I think I can safely say that the greatest influence on my life has been poetry. My love for Seamus Heaney and Yeats indirectly led me to study Greek – in particular Byzantine Greek – at Queen’s University, Belfast. Through a postgraduate scholarship to study Byzantine Hagiography at Athens University, I came into contact with the physical remains of medieval Greece, developing an interest in Byzantine archaeology. This eventually led to my working for prolonged periods in Greece, Cyprus, and Turkey, taking part in archaeological fieldwork in collaboration with scholars of many nationalities.
Training in Byzantine archaeology involved acquiring a range of skills including accurate technical drawing, careful observation and record keeping, but most of all learning to lead. Being in charge of a team of men in countries where men usually do the managing was a big challenge, compounded by having to convey that I was truly in control in a language other than English. Understanding how to gain the respect of a team is a useful life skill to acquire, and working on an excavation is perhaps one of the most practical ways to achieve this.

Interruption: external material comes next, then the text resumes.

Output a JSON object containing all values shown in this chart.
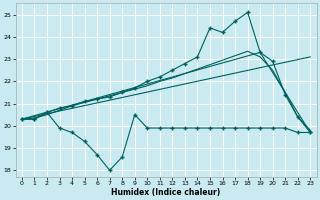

Many seasons of fieldwork systematically walking across rural terrains and surveying for evidence of their exploitation through the ages led to a command of landscape archaeology, a sister discipline to excavation. Archaeological publications followed, while at the same time I began drawing on hagiography to write about saints and monasticism, often in tandem. For instance, I was able to demonstrate that the hagiography of an eleventh-century ascetic in Greece that protested loudly the pious poverty of his religious foundation was at odds with its twenty-plus sumptuous monasteries.